2024-07-16 14:55:15 [scrapy.core.engine] INFO: Closing spider (finished)
(...)
$ scrapy version -v
Scrapy : 2.11.1
lxml : 5.1.0.0
libxml2 : 2.12.3
cssselect : 1.2.0
parsel : 1.8.1
w3lib : 2.1.2
Twisted : 23.10.0
Python : 3.10.12 (main, Mar 22 2024, 16:50:05) [GCC 11.4.0]
pyOpenSSL : 24.0.0 (OpenSSL 3.2.1 30 Jan 2024)
cryptography : 42.0.5
Platform : Linux-6.5.0-41-generic-x86_64-with-glibc2.35
$ python -c "import scrapy_playwright; print(scrapy_playwright.__version__)"
0.0.39
I don't think this can be handled with locking or other synchronization primitives, as the browser crash could happen at any time.
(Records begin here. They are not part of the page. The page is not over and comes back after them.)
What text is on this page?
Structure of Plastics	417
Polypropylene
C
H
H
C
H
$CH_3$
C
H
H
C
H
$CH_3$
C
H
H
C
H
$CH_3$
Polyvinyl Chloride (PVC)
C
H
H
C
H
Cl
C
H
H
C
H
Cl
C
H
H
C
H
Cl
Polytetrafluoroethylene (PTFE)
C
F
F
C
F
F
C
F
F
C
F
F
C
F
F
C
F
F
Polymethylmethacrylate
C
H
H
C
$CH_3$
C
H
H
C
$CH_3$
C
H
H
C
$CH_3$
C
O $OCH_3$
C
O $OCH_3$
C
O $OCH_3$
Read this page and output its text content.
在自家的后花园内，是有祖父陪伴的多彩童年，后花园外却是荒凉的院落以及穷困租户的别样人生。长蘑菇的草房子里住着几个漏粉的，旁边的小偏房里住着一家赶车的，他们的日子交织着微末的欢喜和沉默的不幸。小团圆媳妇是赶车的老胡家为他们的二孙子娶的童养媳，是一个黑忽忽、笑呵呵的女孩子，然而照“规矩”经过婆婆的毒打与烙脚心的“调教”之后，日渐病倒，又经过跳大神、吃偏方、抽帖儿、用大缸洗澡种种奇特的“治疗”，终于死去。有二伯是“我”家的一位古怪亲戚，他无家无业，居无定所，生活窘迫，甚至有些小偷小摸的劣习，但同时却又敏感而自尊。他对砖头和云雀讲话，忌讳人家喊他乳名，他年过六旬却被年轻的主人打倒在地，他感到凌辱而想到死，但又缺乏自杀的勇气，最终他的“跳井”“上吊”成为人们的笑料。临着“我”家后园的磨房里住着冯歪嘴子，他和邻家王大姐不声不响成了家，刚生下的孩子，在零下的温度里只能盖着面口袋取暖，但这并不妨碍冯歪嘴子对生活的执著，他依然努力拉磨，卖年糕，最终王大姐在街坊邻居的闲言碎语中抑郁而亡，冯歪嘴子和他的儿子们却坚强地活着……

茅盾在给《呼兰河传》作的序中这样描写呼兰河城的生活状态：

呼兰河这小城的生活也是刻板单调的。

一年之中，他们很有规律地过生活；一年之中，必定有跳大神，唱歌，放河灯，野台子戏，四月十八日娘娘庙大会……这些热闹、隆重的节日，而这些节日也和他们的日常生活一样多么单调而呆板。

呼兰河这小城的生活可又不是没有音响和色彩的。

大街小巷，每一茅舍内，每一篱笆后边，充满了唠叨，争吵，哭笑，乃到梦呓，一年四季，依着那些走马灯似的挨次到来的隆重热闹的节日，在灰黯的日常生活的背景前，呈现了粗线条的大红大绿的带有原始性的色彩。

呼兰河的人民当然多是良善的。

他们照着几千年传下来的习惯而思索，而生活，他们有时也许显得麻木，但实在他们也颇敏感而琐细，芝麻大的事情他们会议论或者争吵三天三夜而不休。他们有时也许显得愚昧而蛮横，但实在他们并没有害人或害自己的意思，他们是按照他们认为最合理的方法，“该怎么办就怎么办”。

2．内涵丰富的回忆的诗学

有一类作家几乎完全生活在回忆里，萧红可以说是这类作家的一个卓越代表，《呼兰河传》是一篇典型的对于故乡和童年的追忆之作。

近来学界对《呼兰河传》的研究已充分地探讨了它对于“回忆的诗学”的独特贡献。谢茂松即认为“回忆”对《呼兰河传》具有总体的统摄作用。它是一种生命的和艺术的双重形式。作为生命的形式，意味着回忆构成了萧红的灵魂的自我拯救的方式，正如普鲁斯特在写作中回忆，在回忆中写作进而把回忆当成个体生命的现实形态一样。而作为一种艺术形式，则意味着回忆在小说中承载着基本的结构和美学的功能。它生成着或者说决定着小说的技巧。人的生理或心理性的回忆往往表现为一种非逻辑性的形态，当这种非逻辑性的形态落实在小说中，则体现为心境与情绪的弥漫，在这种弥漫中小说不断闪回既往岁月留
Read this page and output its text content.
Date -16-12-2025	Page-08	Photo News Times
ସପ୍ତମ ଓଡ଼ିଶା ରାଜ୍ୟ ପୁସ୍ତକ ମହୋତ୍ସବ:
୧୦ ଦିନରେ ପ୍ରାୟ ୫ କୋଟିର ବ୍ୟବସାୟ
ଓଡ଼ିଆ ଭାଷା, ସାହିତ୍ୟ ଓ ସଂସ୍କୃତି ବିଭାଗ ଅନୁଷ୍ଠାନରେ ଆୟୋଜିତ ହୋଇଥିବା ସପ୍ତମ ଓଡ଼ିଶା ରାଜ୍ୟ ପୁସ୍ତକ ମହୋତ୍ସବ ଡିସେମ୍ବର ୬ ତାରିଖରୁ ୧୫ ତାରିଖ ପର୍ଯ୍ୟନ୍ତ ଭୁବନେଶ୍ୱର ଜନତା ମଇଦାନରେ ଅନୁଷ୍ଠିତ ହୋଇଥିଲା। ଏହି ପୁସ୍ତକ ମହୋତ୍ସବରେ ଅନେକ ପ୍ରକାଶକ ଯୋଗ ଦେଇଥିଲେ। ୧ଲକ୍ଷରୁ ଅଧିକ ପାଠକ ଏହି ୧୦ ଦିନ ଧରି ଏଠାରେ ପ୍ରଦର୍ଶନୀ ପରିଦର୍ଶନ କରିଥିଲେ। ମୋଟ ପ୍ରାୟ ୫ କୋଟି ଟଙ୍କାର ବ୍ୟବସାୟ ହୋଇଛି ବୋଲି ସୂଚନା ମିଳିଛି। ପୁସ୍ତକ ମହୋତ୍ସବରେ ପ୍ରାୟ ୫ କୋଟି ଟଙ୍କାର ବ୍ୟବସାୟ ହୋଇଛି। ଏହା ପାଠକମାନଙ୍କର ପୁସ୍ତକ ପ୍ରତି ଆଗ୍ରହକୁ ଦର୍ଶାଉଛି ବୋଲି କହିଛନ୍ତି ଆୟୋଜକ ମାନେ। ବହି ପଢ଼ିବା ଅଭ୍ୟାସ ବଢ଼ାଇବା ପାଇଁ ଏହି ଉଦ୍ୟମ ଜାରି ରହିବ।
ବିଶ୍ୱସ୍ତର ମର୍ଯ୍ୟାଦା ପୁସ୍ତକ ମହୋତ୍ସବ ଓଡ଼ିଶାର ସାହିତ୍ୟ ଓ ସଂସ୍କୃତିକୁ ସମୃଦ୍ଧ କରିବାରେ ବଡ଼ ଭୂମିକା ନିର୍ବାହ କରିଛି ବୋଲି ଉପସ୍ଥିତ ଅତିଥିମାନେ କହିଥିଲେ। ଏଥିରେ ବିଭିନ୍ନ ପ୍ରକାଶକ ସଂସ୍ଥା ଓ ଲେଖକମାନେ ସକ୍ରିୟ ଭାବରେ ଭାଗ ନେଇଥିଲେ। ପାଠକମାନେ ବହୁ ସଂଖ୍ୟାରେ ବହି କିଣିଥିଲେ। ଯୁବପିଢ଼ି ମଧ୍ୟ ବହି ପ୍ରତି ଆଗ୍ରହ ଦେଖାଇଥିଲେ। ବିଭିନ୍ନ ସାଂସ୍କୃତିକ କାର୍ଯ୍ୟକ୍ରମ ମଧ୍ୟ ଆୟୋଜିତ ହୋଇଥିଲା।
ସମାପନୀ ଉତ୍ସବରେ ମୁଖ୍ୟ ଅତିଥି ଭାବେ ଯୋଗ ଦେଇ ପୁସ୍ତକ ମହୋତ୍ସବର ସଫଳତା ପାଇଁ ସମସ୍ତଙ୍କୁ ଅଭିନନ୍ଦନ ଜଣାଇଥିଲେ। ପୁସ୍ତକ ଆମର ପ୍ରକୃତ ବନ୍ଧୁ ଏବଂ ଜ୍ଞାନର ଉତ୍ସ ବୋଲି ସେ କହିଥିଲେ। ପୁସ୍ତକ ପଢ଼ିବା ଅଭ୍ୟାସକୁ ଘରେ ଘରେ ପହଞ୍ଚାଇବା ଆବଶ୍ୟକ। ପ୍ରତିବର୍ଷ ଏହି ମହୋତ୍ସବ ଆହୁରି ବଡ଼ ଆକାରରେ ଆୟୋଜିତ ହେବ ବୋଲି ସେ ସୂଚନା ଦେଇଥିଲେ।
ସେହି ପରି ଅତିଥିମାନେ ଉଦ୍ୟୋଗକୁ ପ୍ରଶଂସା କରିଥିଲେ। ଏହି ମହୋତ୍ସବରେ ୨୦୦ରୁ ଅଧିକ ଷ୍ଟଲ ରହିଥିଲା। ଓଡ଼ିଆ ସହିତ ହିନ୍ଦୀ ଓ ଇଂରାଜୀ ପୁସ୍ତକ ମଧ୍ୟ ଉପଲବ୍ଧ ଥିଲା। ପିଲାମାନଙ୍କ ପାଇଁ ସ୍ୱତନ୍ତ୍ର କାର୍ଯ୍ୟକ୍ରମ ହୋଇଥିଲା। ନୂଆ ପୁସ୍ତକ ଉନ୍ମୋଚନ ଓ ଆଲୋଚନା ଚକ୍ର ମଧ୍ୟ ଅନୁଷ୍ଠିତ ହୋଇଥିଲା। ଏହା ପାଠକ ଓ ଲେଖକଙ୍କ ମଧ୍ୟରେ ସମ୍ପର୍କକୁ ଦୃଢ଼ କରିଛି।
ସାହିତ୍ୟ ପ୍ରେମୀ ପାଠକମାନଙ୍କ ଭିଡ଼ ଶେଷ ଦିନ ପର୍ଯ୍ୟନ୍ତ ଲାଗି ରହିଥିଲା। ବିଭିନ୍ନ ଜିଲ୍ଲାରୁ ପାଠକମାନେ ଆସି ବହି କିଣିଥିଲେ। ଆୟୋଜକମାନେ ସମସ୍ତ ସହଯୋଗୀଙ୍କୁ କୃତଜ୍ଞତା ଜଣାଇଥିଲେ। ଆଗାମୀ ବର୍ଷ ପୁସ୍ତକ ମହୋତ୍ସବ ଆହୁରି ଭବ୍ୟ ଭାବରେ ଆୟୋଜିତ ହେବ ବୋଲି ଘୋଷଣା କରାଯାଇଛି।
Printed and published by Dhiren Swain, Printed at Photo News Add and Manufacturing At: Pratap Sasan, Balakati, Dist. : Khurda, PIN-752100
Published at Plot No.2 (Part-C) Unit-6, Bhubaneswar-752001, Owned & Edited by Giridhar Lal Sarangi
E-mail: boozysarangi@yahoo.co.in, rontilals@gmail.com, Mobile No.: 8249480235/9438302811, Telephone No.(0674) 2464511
Retrying seems like the most sensible way.
Hi @elacuesta in relation to my issue here: #294
I think the update you made to have the browser restarted worked for me! However I have this retry middleware enabled. I just find it weird that when the browser crashes, it does show up again but it seems that the retry middleware I've made doesn't necessarily retry that specific request anymore. I'm not sure why , it could be my middleware but just letting you know just in case. Let me know if you need additional info. Thank you.